SAD is major depression with a seasonal pattern. This means that most feel episodes of depression during the fall or winter months. (Scientists have seen a striking example in Scandinavia where suicide rate doubles in the winter months.)
Symptoms of SAD may include
- lack of interest in usual activities,
- loss of appetite,
- social withdrawal,
- feelings of guilt, hopelessness, or worthlessness,
- feelings of anxiety,
- poor concentration,
- difficulty falling or staying asleep.
Why does this occur? In short, this is not fully understood. Genetics, age and the body’s natural chemical makeup may all play a role. Our biological clock (circadian rhythm) is disrupted with reduced levels and amounts of sunlight. Reduced sunlight can cause a decreased level of serotonin (which is a feel-good chemical in the brain). Melatonin may also decrease–this impacts our ability to get a restful night sleep.

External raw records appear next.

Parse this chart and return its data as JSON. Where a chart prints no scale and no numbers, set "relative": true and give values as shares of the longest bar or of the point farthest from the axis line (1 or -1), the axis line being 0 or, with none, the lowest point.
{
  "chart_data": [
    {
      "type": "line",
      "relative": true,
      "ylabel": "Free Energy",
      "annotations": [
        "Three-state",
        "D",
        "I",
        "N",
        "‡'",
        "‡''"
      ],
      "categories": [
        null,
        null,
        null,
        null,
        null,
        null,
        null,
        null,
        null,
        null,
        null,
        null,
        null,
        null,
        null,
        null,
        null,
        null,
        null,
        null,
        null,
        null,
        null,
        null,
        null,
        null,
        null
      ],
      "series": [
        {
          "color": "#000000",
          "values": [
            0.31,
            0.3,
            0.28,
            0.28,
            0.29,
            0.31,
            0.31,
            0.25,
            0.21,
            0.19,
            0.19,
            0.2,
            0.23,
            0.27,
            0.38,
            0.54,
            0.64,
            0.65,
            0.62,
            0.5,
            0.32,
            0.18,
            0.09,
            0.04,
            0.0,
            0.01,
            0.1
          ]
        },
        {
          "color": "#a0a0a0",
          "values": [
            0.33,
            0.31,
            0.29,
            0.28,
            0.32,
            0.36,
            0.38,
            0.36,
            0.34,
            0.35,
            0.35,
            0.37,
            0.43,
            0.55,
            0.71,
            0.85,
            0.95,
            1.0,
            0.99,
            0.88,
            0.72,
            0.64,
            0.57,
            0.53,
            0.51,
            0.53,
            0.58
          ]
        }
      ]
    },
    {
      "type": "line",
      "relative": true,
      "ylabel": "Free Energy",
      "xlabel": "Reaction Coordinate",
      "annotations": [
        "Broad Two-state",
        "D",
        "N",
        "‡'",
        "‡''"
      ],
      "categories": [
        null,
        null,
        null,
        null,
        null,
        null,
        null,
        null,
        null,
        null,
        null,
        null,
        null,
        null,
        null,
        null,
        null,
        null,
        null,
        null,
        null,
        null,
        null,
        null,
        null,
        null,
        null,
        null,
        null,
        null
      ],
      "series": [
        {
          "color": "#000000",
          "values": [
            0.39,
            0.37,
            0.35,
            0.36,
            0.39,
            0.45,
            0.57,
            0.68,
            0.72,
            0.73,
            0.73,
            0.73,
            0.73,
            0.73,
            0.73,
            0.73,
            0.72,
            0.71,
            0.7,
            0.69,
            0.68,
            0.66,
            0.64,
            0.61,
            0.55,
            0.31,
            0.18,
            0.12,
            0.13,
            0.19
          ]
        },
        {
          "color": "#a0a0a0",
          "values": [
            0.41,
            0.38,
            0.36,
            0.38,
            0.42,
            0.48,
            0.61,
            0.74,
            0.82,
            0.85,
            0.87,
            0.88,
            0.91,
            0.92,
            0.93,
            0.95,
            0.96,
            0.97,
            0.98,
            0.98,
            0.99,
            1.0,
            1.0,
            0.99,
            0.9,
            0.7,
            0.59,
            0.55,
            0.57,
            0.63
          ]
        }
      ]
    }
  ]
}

When to see your doctor? If your symptoms (as listed above) extend beyond a week or two, if you feel hopeless, think about suicide, or use drug/alcohol to help “cope.”
What are treatments? Light therapy may help the brain chemicals be tricked into thinking it’s spring/summer. Antidepressant medication may also help. Counseling is a third way to help.
Don’t brush off that “winter blues” feeling. Help is available.